It is often said that there is that one (or two or three) thing about us that makes us different from every other person... that makes us unique.
That thing that makes you stand out. That quality you possess that make others remember you long after you leave the room
I wonder if anyone over the age of 25 especially in Nigeria still possess their special quality. Or at least still possesses all of theirs. The illusion of social acceptance has robbed us of our Individuality, of even the memory of how we used to be.
Social acceptance is profound...its number three on the hierarchy of needs of every individual. After psychological need and the safety need comes the need for social acceptance; Maslow refers to it as 'a need for love and belonging'
How subtly we go from who we are to who others think we should be, and begin to act how others feel comfortable with us acting around them… and we reason that this is fine so long as they accept us and we belong to them and they show us love. So what if I have an opinion different from others, it doesn’t matter, what matters is checking first to make sure those we receive love from agree with the proposed opinion.

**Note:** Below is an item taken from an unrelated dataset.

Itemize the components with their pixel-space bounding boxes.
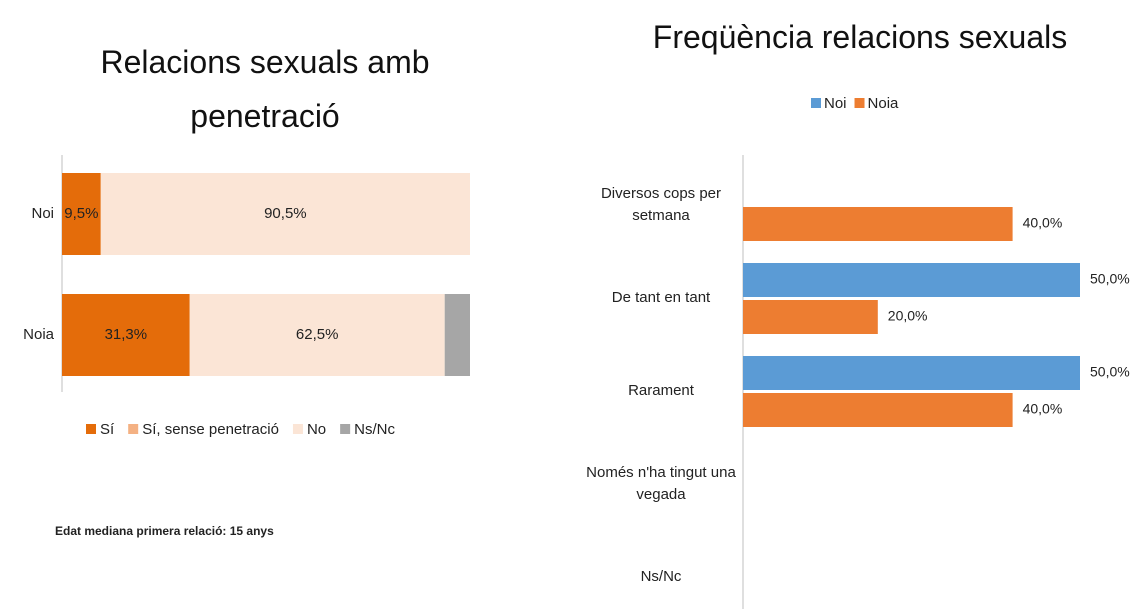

So what if I want to have my dessert before the main dish? Nah we reason that it isn’t socially acceptable…so far be it from me to be caught with a piece of cake before I have eaten my vegetables
So what if I prefer pants to dresses, it doesn’t matter, the culture you have noticed in your place of work suggests that you look more serious wearing a dress…oh and it doesn’t matter that the company’s policy doesn’t dictate either ways, you just know you’ll blend in better with dresses, you just might have to learn to wear heels often and practice your leg crossing better
So what if my idea of a good evening is relaxing at a lounge like Mouse Pad in Lekki phase 1 with soft classic music and a calm ambience because that’s the environment you need to unwind after a long day’s work? Well it doesn’t matter what you want because you are considered boring if you don’t prefer one of the other alternatives that have music blaring to ‘Surulere’ ‘Your waist your waist all I want is your waist’.

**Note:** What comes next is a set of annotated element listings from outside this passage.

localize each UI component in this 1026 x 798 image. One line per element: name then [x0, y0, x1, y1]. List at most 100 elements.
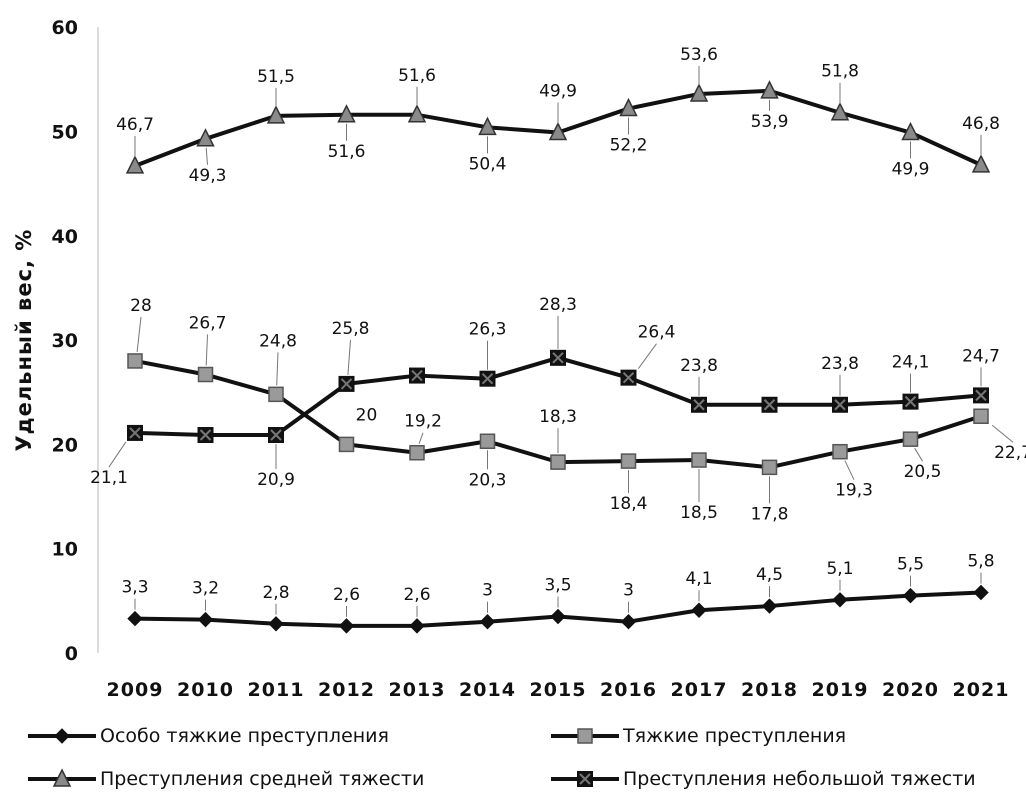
series-2-point	[619, 97, 638, 117]
data-label: 18,3	[539, 407, 577, 427]
series-1-point	[268, 386, 284, 403]
y-tick-label: 0	[65, 643, 78, 665]
series-2-point	[125, 155, 145, 174]
marker-cross	[552, 352, 564, 364]
series-3-point	[691, 396, 707, 413]
data-label: 51,8	[821, 62, 859, 82]
marker-cross	[579, 773, 591, 785]
y-tick-label: 20	[52, 434, 78, 456]
data-label: 19,3	[835, 481, 873, 501]
x-tick-label: 2014	[459, 679, 516, 701]
series-2-point	[901, 121, 920, 141]
data-label: 51,6	[398, 66, 436, 86]
data-label-leader	[276, 352, 279, 386]
marker-cross	[622, 371, 635, 384]
data-label: 25,8	[332, 319, 370, 339]
data-label-leader	[205, 147, 208, 165]
data-label: 3	[482, 581, 493, 601]
x-tick-label: 2011	[248, 679, 305, 701]
legend-group: Особо тяжкие преступления Тяжкие преступл…	[28, 725, 976, 790]
data-label: 18,5	[680, 503, 718, 523]
series-1-point	[550, 454, 566, 470]
legend-marker-1	[577, 728, 593, 744]
data-label: 2,6	[403, 585, 430, 605]
y-axis-title: Удельный вес, %	[12, 229, 36, 452]
marker-cross	[834, 399, 846, 411]
data-labels-group: 3,3 3,2 2,8 2,6 2,6 3 3,5 3 4,1 4,5 5,1 5,5 5,8 28 26,…	[90, 45, 1026, 617]
series-1-point	[479, 433, 496, 450]
marker-cross	[199, 429, 212, 441]
x-tick-label: 2020	[882, 679, 939, 701]
series-2-point	[971, 154, 991, 173]
data-label: 19,2	[404, 412, 442, 432]
data-label: 4,1	[685, 569, 712, 589]
data-label-leader	[637, 343, 657, 369]
series-1-point	[197, 366, 214, 383]
series-0-point	[902, 587, 919, 604]
data-label: 22,7	[994, 443, 1026, 463]
series-0-point	[620, 614, 637, 630]
x-tick-label: 2016	[600, 679, 657, 701]
series-group	[125, 80, 991, 634]
data-label: 18,4	[610, 494, 648, 514]
marker-cross	[411, 369, 423, 382]
series-2-point	[266, 105, 286, 124]
data-label: 53,6	[680, 45, 718, 65]
series-1-point	[338, 436, 355, 453]
y-tick-label: 30	[52, 330, 78, 352]
series-2-point	[196, 128, 215, 147]
series-1-point	[973, 408, 989, 424]
series-2-point	[760, 80, 779, 99]
series-3-point	[832, 396, 848, 413]
series-2-point	[478, 116, 497, 136]
series-1-point	[409, 444, 425, 461]
marker-cross	[693, 399, 705, 411]
marker-cross	[763, 399, 776, 411]
series-0-point	[761, 598, 778, 614]
data-label: 23,8	[821, 354, 859, 374]
x-tick-label: 2012	[318, 679, 375, 701]
x-tick-label: 2010	[177, 679, 234, 701]
x-tick-label: 2021	[953, 679, 1010, 701]
series-2-point	[337, 104, 356, 123]
data-label: 49,3	[189, 166, 227, 186]
series-0-point	[338, 618, 355, 634]
series-0-point	[550, 608, 566, 625]
series-3-point	[973, 387, 989, 404]
series-3-point	[338, 375, 355, 392]
data-label: 2,6	[333, 585, 360, 605]
series-0-point	[409, 618, 425, 634]
legend-marker-0	[54, 728, 70, 744]
series-0-point	[479, 614, 496, 630]
series-2-point	[407, 104, 427, 123]
data-label: 46,8	[962, 114, 1000, 134]
legend-label: Преступления средней тяжести	[100, 768, 424, 790]
y-tick-label: 60	[52, 17, 78, 39]
data-label: 24,1	[892, 353, 930, 373]
data-label: 20,3	[469, 470, 507, 490]
data-label-leader	[991, 424, 1014, 443]
data-label: 24,7	[962, 346, 1000, 366]
series-1-point	[761, 459, 778, 476]
series-3-point	[620, 369, 637, 386]
y-tick-label: 40	[52, 226, 78, 248]
data-label: 26,7	[189, 314, 227, 334]
axes-group: 0 10 20 30 40 50 60 Удельный вес, % 2009 2010 2011…	[12, 17, 1010, 701]
series-1-point	[127, 353, 143, 369]
x-tick-label: 2009	[107, 679, 164, 701]
data-label: 51,6	[328, 142, 366, 162]
legend-marker-3	[577, 771, 593, 787]
data-label: 20,5	[904, 462, 942, 482]
series-0-point	[691, 602, 707, 618]
series-3-point	[479, 370, 496, 387]
data-label-leader	[136, 316, 142, 353]
data-label: 23,8	[680, 356, 718, 376]
data-label: 3,3	[121, 578, 148, 598]
data-label: 26,4	[638, 323, 676, 343]
data-label: 49,9	[892, 160, 930, 180]
series-3-point	[127, 424, 143, 441]
series-0-point	[127, 610, 143, 627]
legend-label: Преступления небольшой тяжести	[623, 768, 976, 790]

I remember a friend, I don’t know what we were anyways, we were in probation stage of dating,
sort of.. I think… arghhhh!!! I had
gone for his birthday, was the first to arrive and after sometime his intercom
rang and he was informed another guest was on her way in… he said okay, then
turned to me and ever so smugly he said:
‘Chichi is coming in, she’s my friend, please don’t embarrass my friends’
Honestly till today I don’t know what that was supposed to mean. All I was doing at that point was flipping the channels while I was eating chicken pepper soup. Fast forward two hours later like 9:30pm after all his guest had arrived and we had eaten and drank and it was time for me to leave… he walked me to my car and hugged me and said:
‘wow you got along so well with my friends and you blended well with them, thank you so much’ or something and in my head I’m like ‘what the hell? I was sitting there all this time being there for you and you were watching hoping and praying I don’t embarrass you with your friends??? Seriously who gives a Sugar Honey Iced Tea’ but I responded with a smile and I left.
But the thoughts of that day still linger till now, I’m sure if my head isn’t correct I’d have found myself thinking:… how do I act to please and talk and shit and moan and eat to please and not to embarrass this guy and his friends, then his family and then our kids. OLORUN MA JE OOOOO
You see the more we try to blend, the more we give up one unique thing about us each time. Very soon you would not remember if you like your eggs boiled or fried or raw. You just become so used to being like others that even you will not remember what is unique about you. When you get to that stage, don’t expect others (Boss, wife, husband, pastor, kids, client etc) to think you have anything different to offer them than the average person. You are just like every other person. Someone to be forgotten
Social acceptance is profound, its key and its all the things it is… but it’s not worth giving up your individuality for. The world is a very big place, so if MR(S) A isn’t comfortable with who you are and what you stand for and can’t accept you like that, move to the next person (or office or church or mosque or city or house) and the next and the next till you find who accepts you as you are.
Don’t give up your individuality just because doing so makes another person more at ease to relate with you on their terms.
Take pride in whatever it is that makes you different. Individuality is what divides you from the rest.